Is it good value? For mid-market companies ($10M-$100M revenue) with 5-20 person marketing teams, yes -- the time savings from having everything in one platform, plus the ABM strategist support, easily justifies the cost. For enterprise companies ($100M+ revenue) with dedicated ABM teams and complex requirements, it depends -- you might need more customization and control than AdRoll ABM offers, in which case a platform like Demandbase or 6sense (which are more expensive but more flexible) might be a better fit. For startups and small businesses, no -- the pricing is too high relative to the value you'll get from ABM at that stage.
Strengths and Limitations
Strengths:
- Unified platform that combines intent data, advertising execution, and CRM sync -- you're not stitching together Bombora + LinkedIn Ads + Salesforce + custom reporting, it's all in one place
- Built-in contact database (92 million records) means you don't need a separate data provider like ZoomInfo or Cognism for basic contact enrichment
- BidIQ's ad optimization is genuinely smart -- it learns what works for your accounts and shifts budget accordingly, which is rare in ABM platforms
- ABM strategist support (on higher tiers) is a meaningful differentiator -- you get a real person who's run ABM programs before and can help you design your strategy
- Strong G2 reviews (4.0+ rating, badges for Leader, Easiest Setup, Best ROI) suggest customers are generally happy with the platform and support
Limitations:
- No support for direct mail, gifting, or event marketing -- if those are core to your ABM strategy, you'll need separate tools and manual workflows to connect them
- Contact data quality is good but not perfect -- expect some outdated emails and job titles, same as any B2B database. If you need the highest-quality data, you'll still want ZoomInfo or Cognism.
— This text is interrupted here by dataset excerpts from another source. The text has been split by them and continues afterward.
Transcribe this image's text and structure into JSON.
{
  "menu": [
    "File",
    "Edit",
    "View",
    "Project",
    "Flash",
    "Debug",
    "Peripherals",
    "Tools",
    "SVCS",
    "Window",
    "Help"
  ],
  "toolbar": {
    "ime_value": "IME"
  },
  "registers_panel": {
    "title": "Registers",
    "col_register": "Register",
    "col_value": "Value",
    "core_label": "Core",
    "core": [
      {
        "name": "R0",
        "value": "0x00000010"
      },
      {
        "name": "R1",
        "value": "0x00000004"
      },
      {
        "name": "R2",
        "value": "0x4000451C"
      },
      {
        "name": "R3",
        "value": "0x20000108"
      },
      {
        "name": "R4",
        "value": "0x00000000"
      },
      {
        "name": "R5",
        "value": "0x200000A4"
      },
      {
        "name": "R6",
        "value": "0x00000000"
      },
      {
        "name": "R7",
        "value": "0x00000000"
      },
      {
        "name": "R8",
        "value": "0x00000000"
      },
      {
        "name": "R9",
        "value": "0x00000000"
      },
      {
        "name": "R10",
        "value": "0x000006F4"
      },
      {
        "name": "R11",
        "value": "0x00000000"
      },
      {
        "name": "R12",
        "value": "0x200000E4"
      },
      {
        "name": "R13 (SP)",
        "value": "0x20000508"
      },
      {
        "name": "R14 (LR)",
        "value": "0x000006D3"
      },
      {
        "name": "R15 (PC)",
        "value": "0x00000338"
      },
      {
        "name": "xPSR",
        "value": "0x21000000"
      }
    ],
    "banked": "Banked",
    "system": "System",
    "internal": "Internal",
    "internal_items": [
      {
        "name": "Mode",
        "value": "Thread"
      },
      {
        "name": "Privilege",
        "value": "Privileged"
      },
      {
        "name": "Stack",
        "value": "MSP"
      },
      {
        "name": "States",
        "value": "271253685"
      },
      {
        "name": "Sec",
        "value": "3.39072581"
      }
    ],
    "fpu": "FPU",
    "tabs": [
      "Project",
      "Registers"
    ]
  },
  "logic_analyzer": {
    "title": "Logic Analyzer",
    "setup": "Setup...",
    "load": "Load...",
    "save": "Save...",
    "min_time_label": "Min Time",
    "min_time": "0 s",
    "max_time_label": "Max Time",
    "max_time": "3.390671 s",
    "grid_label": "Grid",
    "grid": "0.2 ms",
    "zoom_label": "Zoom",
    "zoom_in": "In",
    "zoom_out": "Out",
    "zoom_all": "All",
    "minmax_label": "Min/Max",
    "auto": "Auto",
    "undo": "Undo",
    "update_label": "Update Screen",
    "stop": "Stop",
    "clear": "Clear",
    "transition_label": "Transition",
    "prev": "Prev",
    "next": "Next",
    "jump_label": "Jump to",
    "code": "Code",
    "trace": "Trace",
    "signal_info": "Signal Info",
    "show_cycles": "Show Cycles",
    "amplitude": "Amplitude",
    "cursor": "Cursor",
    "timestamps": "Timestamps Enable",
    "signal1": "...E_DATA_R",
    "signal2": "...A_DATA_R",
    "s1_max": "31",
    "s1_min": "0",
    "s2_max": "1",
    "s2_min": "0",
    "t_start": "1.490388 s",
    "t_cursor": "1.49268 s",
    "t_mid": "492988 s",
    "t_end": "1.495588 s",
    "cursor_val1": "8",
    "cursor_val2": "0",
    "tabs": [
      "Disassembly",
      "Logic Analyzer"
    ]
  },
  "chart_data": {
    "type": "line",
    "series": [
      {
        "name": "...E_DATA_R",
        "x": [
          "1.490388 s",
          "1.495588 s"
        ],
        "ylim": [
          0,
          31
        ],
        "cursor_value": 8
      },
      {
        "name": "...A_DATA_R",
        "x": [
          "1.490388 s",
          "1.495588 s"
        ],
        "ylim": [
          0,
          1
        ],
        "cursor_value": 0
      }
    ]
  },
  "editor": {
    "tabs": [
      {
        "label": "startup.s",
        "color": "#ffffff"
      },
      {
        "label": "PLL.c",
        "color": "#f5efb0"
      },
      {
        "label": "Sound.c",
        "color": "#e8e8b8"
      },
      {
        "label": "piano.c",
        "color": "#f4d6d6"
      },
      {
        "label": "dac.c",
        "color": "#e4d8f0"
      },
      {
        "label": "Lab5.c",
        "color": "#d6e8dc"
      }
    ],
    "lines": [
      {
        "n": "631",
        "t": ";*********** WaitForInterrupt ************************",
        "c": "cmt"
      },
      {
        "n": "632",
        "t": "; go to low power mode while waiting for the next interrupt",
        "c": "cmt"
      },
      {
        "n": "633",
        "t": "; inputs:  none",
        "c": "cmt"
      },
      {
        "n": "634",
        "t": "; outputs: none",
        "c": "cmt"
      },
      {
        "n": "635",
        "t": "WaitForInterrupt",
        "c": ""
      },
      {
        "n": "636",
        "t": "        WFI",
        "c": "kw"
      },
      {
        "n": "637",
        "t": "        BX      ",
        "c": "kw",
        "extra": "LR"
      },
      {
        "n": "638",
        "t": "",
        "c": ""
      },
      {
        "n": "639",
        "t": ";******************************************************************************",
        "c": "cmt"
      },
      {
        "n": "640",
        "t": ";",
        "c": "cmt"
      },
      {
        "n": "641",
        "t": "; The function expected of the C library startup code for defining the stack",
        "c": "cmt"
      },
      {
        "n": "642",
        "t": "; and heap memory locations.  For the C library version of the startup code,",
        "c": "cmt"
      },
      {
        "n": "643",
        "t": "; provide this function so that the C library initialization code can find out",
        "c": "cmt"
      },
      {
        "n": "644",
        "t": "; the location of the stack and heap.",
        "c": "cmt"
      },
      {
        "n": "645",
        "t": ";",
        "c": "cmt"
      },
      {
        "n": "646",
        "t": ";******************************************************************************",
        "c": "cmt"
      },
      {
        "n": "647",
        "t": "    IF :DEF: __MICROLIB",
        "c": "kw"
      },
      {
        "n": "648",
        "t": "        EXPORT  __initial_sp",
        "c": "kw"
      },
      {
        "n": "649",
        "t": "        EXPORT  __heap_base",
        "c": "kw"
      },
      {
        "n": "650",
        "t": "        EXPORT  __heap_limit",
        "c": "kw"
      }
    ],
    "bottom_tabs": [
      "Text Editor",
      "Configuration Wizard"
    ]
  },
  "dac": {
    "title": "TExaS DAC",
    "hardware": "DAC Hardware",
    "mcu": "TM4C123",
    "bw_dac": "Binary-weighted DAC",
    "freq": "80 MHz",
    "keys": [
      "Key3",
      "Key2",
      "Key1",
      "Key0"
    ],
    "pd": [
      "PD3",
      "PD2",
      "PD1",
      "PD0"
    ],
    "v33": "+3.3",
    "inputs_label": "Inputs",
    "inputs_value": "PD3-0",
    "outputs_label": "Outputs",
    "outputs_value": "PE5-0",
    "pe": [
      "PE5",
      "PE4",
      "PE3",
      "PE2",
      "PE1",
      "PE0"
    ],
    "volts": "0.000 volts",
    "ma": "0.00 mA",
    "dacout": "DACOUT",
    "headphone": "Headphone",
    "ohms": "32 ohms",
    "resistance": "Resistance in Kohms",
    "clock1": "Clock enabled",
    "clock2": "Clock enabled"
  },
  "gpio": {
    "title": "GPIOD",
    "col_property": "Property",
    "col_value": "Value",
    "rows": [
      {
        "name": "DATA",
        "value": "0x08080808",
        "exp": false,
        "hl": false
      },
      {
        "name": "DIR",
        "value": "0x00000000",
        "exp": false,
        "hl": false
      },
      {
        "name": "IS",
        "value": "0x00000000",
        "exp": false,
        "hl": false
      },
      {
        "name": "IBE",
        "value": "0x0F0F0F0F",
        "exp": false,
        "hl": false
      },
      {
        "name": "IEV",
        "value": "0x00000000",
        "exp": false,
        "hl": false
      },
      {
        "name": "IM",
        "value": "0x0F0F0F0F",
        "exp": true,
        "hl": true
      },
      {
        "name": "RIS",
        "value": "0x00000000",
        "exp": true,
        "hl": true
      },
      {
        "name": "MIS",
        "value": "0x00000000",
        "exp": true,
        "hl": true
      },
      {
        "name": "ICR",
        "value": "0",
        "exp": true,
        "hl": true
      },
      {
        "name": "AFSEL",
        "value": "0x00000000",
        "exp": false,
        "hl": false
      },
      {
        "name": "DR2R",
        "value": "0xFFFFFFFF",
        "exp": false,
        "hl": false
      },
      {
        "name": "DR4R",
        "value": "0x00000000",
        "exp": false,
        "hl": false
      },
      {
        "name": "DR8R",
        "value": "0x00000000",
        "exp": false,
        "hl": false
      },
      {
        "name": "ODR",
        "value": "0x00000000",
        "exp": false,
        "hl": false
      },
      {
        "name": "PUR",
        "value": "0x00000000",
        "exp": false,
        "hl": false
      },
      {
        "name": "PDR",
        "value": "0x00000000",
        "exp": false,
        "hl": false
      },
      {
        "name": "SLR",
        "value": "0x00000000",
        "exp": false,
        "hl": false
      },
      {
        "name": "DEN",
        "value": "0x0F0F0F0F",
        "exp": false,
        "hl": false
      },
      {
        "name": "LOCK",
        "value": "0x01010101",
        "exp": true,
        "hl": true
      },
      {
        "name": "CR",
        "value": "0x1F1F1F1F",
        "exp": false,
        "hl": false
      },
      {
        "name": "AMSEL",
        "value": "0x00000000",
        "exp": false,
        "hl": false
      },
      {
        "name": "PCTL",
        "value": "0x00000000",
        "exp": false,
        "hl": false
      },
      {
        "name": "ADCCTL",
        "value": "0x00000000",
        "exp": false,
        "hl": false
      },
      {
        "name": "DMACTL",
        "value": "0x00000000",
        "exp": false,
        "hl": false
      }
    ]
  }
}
- Analytics and attribution are solid but not advanced -- no custom multi-touch attribution models, no predictive scoring, no cohort analysis. If you have a data science team that wants to build custom models, you'll need to export the data.
- Pricing is not transparent -- you have to talk to sales to get a quote, which is frustrating if you're trying to compare options quickly. Based on research, expect $1K-$10K+/month depending on your needs.
- Limited to digital channels -- if your target accounts respond better to phone calls, direct mail, or in-person meetings than digital ads, AdRoll ABM won't help you execute those tactics.
Bottom Line
AdRoll ABM is a strong choice for mid-market B2B companies that want to run account-based marketing programs without stitching together five separate tools. The combination of intent data, advertising execution, CRM sync, and pipeline reporting in one platform is genuinely valuable, and the ABM strategist support (on higher tiers) helps teams that are new to ABM or short on bandwidth. The pricing ($1K-$10K+/month) is competitive with Terminus and Demandbase, and the G2 reviews suggest customers are happy with the results.
Best use case in one sentence: Mid-market B2B companies ($10M-$100M revenue) with 500-2,000 target accounts, running multi-channel advertising campaigns, and trying to prove ABM ROI to their executive team.